Douglas Lute, a retired U.S. Army general who coordinated fighting in Afghanistan late in the George W. Bush administration and under President Obama, said improved U.S. intelligence in the region and a diminished Al Qaeda threat bode well for security.
“We have intelligence access that we didn’t have before,” Lute said. “We’re much better than we were back when we were simply launching cruise missiles into the desert.”
U.S. officials have also pressed NATO members and other countries with troops in Afghanistan not to exit too hastily. There are roughly 8,000 non-U.S. foreign troops there now, and a quick exit of many of them would force steeper cutbacks in critical training programs.
It is unclear whether the agreement will include a timetable or explicit language committing Washington to a complete pullout of its troops. But it’s unlikely the Taliban would sign on to a deal that does not at least theoretically hold that out as the goal, said Laurel Miller, the former acting special representative for Afghanistan and Pakistan at the State Department.
“You have to look at the U.S.-Taliban agreement as the easy part of the deal,” she said. “It’s a viable first step.
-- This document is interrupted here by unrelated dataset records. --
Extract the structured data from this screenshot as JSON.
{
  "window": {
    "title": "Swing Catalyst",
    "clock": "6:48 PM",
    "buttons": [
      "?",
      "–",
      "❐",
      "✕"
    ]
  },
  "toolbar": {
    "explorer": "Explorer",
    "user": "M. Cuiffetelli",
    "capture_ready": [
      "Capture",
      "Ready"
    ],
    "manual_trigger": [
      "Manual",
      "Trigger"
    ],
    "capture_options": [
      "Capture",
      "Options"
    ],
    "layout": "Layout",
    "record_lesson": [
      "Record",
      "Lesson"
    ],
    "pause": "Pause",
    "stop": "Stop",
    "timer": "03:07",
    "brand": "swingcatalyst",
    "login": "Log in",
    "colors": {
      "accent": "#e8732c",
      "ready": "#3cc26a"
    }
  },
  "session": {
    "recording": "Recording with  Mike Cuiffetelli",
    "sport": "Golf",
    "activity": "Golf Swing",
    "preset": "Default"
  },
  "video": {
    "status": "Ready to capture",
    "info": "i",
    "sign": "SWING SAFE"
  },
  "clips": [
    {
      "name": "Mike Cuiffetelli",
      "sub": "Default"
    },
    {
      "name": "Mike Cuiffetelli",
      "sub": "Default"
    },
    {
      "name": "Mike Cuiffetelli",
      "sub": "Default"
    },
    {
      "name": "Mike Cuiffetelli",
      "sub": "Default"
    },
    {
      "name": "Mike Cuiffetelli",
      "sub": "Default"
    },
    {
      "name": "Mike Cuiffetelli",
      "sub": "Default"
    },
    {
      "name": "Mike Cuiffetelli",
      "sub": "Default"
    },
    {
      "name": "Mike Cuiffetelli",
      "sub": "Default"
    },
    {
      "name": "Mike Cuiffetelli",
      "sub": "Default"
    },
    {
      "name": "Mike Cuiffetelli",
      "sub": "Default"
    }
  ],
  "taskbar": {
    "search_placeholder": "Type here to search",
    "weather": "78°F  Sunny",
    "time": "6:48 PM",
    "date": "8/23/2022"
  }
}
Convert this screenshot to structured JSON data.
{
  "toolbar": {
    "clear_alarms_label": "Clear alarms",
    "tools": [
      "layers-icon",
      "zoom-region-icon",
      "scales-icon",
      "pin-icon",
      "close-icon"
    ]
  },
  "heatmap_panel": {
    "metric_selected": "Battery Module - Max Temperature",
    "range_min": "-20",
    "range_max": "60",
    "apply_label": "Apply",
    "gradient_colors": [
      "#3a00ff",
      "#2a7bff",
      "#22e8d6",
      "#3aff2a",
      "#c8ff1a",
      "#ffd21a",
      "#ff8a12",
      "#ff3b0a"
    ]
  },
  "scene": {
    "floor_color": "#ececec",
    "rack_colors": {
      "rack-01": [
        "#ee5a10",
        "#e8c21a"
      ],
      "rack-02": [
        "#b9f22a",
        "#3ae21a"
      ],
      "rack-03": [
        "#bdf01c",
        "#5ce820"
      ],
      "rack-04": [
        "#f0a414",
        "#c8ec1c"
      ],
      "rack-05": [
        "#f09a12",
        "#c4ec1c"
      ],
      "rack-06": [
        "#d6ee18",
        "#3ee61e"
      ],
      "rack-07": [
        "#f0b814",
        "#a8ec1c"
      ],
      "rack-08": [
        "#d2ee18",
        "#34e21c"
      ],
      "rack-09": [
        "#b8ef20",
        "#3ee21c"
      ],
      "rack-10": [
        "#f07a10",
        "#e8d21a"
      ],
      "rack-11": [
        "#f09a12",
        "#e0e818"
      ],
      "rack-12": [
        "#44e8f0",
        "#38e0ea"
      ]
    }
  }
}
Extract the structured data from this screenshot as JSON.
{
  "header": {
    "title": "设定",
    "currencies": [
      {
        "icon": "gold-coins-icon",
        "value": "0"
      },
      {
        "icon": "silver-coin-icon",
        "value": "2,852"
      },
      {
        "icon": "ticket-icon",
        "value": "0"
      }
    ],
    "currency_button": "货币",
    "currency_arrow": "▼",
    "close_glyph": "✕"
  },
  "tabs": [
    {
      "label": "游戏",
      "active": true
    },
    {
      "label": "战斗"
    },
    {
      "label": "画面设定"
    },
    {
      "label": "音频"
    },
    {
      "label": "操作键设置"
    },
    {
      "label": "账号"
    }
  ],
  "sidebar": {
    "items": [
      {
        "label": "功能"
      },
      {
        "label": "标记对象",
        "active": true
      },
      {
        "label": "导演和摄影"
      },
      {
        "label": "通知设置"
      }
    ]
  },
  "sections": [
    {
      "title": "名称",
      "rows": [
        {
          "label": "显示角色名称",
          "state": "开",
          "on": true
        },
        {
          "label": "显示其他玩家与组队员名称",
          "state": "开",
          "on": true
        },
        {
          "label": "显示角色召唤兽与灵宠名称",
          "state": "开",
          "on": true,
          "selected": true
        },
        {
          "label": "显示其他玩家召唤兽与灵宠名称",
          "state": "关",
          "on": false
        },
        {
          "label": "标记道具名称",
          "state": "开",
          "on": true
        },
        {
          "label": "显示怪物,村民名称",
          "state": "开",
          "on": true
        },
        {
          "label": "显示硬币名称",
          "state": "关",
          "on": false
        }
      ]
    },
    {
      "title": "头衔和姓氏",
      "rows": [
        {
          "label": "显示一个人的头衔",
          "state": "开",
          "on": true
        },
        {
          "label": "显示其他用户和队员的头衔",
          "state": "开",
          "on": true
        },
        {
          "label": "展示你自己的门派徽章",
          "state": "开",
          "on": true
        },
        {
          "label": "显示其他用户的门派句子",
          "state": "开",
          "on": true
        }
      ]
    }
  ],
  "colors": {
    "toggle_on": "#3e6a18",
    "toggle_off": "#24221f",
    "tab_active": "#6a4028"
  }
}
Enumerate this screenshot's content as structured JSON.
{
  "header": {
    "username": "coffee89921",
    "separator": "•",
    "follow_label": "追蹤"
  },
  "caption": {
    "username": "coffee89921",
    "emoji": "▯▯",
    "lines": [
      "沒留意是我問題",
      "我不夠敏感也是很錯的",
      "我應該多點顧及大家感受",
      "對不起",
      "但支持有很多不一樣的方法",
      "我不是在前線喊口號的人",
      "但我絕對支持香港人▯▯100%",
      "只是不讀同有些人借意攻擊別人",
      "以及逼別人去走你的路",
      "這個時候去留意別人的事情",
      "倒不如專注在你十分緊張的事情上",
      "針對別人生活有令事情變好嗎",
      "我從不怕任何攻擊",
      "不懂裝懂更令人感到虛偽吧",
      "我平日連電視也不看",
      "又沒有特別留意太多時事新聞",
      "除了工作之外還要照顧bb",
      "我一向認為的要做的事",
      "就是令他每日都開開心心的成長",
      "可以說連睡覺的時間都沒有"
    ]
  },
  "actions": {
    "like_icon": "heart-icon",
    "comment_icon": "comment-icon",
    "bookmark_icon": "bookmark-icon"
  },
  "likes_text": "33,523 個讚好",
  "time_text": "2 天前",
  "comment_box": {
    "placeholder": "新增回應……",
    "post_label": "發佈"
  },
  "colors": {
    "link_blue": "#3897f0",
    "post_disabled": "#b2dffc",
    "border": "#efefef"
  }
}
Whether that first step leads to further steps is still an open question.”
She said the likely message that the administration is sending the Afghan government is: We’re leaving, so you better make the best deal you can. And if you do, we will support you with aid.
However, she added, “If the U.S. withdraws its troops, I’m deeply skeptical that the U.S. Congress is going to continue to send billions of dollars a year to prop up the Afghan government.”
Congress has appropriated nearly $137 billion in aid for Afghanistan since 2002, with about 63% earmarked for security forces and 26% for development projects, according to a report last month by the Congressional Research Service. In 2020, the White House is seeking $4.8 billion in military assistance and $400 million in economic aid.
Another wild card is Pakistan, which has backed the Taliban and benefited from the unrest in its neighbor. Although Pompeo has invested considerable time courting senior Pakistani officials, Islamabad’s support for peace talks is unclear.
Michèle Flournoy, a former undersecretary for Defense, said that while she is concerned Trump might “lose patience and pull the plug,” she believed chances for a broad agreement were the best they have been “across three administrations.”
“While we have been fighting this for 20 years, the Afghans have been fighting this for 40,” she said, referring to the civil war and Soviet intervention that predated U.S. involvement. “So there is a degree of exhaustion on both sides and a degree of stalemate.”